Having lived in Australia for so long, the biggest advantage for my girlfriend and me is that we retain eastern values or habits among westerners while we can also show our western attitudes when with easterners. We are in the middle. Besides, there’s another strange thing: many friends are curious about which language we use at home. Well, it depends. We speak Chinese for life and emotion and English for study and work or something related to Australian society. This is not on purpose because we really don’t know how to express such things in Chinese. We learnt these things like accounting and financing when we are in Australia and we don’t know what it is called in Chinese. Well, it would be a disadvantage if we were back in China.

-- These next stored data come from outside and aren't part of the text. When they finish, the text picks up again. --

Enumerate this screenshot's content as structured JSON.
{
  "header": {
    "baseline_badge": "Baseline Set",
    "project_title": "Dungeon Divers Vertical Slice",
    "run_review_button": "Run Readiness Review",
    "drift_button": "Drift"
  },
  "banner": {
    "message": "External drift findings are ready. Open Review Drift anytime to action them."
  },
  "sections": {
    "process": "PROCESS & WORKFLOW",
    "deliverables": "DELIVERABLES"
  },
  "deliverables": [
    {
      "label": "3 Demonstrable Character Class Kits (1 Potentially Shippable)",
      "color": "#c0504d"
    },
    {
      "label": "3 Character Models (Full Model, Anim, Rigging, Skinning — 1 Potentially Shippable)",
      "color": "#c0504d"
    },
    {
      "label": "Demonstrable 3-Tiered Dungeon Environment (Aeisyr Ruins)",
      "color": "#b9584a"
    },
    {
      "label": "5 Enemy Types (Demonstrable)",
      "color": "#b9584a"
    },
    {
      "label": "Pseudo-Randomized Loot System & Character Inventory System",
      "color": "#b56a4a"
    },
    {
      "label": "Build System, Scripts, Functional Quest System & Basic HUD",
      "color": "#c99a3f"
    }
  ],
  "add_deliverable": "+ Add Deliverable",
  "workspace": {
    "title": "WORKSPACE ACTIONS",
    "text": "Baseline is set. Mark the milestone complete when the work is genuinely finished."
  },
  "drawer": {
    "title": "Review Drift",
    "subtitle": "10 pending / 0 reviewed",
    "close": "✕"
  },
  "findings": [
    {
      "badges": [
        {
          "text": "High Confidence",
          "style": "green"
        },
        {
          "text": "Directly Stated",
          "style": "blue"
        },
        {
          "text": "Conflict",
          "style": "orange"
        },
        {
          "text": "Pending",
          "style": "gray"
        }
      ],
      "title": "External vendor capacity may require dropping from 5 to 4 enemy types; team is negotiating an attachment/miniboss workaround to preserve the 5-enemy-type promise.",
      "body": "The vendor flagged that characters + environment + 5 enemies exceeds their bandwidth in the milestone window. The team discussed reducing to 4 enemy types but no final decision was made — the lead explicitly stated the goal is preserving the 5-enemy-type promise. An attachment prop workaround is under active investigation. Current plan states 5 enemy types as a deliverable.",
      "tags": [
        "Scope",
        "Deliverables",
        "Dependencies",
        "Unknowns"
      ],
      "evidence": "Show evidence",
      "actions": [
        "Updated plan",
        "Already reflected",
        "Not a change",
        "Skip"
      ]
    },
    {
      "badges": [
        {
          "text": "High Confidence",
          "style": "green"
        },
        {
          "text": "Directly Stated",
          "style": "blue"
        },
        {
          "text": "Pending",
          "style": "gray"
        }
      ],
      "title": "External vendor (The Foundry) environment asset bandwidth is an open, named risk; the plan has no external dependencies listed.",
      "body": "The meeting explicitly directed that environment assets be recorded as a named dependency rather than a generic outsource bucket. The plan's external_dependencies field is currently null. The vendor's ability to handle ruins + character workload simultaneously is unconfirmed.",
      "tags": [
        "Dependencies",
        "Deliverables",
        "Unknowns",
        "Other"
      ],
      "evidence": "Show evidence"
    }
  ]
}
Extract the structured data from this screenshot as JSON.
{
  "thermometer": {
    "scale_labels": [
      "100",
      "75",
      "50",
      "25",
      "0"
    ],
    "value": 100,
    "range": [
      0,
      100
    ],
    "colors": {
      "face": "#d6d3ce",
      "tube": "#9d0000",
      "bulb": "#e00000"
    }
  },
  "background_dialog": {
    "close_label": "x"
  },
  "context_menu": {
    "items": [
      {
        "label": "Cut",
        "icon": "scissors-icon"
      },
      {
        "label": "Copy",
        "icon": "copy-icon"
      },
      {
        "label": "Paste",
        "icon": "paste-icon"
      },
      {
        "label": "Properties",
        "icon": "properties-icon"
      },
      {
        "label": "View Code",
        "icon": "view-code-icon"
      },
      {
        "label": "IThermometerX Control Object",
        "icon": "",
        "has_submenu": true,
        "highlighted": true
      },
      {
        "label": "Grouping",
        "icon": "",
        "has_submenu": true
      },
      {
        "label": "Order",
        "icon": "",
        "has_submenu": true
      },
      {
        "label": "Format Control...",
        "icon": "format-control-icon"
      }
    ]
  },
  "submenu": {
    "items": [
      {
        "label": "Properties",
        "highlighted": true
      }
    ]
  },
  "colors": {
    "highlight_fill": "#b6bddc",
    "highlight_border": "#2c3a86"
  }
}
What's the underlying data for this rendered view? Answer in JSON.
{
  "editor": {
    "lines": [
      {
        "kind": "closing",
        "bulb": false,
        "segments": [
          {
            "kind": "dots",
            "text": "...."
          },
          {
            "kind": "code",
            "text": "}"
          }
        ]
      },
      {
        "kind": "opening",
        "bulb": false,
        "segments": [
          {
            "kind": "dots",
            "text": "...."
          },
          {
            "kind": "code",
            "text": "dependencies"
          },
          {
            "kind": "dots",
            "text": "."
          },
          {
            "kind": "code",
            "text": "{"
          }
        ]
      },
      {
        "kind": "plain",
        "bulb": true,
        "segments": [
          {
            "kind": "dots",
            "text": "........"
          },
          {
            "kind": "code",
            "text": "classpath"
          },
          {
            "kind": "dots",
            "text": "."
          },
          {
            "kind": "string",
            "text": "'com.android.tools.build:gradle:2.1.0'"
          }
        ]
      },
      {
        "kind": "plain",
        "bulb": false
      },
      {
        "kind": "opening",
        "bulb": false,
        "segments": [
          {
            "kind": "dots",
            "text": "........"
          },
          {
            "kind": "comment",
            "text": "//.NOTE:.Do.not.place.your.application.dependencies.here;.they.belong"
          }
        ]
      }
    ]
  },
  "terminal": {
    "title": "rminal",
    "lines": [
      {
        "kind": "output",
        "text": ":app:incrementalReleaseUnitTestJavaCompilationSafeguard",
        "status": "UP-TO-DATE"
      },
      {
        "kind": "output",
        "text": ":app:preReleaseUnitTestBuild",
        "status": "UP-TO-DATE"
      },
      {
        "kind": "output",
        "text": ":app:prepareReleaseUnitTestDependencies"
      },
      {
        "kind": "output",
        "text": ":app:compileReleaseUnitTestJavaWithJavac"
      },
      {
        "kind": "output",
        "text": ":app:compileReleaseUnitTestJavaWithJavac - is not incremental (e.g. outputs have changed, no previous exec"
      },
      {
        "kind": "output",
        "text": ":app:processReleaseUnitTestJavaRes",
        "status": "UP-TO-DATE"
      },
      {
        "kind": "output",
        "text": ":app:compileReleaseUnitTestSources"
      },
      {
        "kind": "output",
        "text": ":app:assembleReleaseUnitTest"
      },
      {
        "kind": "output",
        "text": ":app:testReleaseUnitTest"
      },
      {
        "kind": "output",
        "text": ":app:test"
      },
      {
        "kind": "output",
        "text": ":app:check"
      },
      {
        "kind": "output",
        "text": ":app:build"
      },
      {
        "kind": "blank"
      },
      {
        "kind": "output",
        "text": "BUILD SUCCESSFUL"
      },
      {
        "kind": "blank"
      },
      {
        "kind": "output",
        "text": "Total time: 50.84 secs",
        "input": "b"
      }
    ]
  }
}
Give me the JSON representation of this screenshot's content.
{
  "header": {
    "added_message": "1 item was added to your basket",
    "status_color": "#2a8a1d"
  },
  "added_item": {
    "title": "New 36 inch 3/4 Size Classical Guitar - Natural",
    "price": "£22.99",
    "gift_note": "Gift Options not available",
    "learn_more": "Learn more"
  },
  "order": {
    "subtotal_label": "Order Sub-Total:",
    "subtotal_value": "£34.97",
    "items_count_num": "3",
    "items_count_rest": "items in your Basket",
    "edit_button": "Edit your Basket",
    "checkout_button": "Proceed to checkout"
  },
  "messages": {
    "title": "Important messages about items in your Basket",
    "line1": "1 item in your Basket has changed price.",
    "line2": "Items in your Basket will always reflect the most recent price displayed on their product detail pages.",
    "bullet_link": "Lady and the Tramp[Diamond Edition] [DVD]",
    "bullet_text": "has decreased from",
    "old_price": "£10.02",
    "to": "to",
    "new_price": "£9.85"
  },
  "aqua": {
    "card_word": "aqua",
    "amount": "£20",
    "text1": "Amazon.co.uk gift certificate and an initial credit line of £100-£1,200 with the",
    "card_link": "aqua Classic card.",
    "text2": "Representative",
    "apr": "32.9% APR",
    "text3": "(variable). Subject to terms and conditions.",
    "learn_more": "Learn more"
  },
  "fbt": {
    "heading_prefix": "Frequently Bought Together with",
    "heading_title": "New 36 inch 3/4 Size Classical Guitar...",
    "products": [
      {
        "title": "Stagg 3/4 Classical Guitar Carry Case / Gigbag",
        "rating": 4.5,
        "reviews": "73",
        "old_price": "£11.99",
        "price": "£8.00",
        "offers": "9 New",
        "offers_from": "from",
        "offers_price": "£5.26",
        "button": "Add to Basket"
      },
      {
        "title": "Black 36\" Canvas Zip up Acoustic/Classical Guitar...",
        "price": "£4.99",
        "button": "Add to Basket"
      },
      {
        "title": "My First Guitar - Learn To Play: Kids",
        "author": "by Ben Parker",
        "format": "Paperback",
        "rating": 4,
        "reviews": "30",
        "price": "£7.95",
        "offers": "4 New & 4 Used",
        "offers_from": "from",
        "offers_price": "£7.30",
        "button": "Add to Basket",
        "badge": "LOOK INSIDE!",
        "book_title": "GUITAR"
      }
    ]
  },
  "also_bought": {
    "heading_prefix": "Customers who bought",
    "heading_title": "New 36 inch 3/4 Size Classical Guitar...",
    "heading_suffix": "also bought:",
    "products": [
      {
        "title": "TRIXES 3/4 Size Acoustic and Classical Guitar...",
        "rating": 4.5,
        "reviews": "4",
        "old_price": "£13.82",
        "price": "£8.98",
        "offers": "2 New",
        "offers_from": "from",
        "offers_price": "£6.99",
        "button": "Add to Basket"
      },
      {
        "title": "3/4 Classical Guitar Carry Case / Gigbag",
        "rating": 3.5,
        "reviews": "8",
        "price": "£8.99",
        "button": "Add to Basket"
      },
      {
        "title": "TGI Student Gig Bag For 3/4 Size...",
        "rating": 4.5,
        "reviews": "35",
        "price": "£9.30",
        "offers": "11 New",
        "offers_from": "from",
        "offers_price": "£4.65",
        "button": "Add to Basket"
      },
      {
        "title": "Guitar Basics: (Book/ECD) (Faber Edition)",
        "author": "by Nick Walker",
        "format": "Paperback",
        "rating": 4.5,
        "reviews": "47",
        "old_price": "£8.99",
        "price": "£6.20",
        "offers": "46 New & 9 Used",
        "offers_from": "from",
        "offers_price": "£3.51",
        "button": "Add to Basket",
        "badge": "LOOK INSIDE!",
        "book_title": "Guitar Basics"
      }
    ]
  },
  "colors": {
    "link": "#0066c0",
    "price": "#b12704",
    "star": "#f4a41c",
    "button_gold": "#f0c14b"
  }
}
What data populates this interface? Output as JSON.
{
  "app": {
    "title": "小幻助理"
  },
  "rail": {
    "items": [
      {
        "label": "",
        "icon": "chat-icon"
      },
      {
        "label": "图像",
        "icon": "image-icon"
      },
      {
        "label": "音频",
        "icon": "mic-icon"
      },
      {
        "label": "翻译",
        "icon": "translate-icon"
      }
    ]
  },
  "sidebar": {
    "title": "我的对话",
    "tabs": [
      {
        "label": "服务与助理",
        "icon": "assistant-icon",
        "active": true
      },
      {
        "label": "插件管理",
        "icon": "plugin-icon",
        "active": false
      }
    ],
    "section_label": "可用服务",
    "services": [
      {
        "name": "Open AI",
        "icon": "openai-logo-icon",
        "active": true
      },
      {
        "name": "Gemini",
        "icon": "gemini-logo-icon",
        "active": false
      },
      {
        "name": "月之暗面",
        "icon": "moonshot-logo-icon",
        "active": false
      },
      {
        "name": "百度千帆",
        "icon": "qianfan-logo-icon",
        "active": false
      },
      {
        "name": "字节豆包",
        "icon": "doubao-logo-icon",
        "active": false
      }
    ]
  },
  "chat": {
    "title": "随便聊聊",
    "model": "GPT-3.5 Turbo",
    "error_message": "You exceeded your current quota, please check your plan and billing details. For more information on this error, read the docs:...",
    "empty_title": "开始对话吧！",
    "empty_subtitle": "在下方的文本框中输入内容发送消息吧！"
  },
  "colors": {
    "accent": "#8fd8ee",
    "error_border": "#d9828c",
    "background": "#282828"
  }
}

We are seeking a balance between western culture, or the English-speaking environment and the Chinese environment. To communicate in English means to express accurately either for communication or for work, but at the same time the cultural aspects are lost in this process. In our childhood we didn’t understand why we should recite so many poems and texts off by heart and it really bothered us. But now we understand, Chinese conveys some meanings that can’t be expressed in plain words. Well, maybe this is what confuses foreigners who learn Chinese. They can understand every word they read, but don’t know the whole meaning when they are put together. Only when they know something about Chinese culture can they appreciate the language.
My friends and family will make jokes such as “Look, the foreigner has come back” when we are back in China but in Australia, people will know you are Chinese once they see your face, so you don’t have to pretend. I won’t define myself as a Chinese or an Australian. I am myself and this is me. We have received traditional education including how to handle things and we think in Chinese ways. But we live in Australia. So we have both Chinese and Australian thoughts. And it depends if you ask me where I belong. If defined in terms of place and the time we spent in Australia, we are Australians; but if defined in terms of deep culture and how we want people see us, the answer is definitely Chinese.
We actually often ask people such questions. For example, we have a friend with an Asian face but he may be Singaporean or Malaysian or Vietnamese, so I will ask him: “Where are you from?” He says: “I am from Perth.” Then I will go on to ask:” Where are you originally from?” With such an Asian face and an answer of “from Australia”, I feel quite strange because I want to know his native home and what is his cultural background. His answer of “from Australia” can’t satisfy my curiosity and I want to know where he is “originally from”. Some people will say that they were born here but their parents are from somewhere else. Some will just get annoyed and reply: “from Perth, I was born here, so what is your question?”
In all, I feel fortunate here and I have received both western and eastern education during the formation of my values and I can select the best and drop the worst of both cultures. So we have the advantages of both eastern quality and education and western education and background.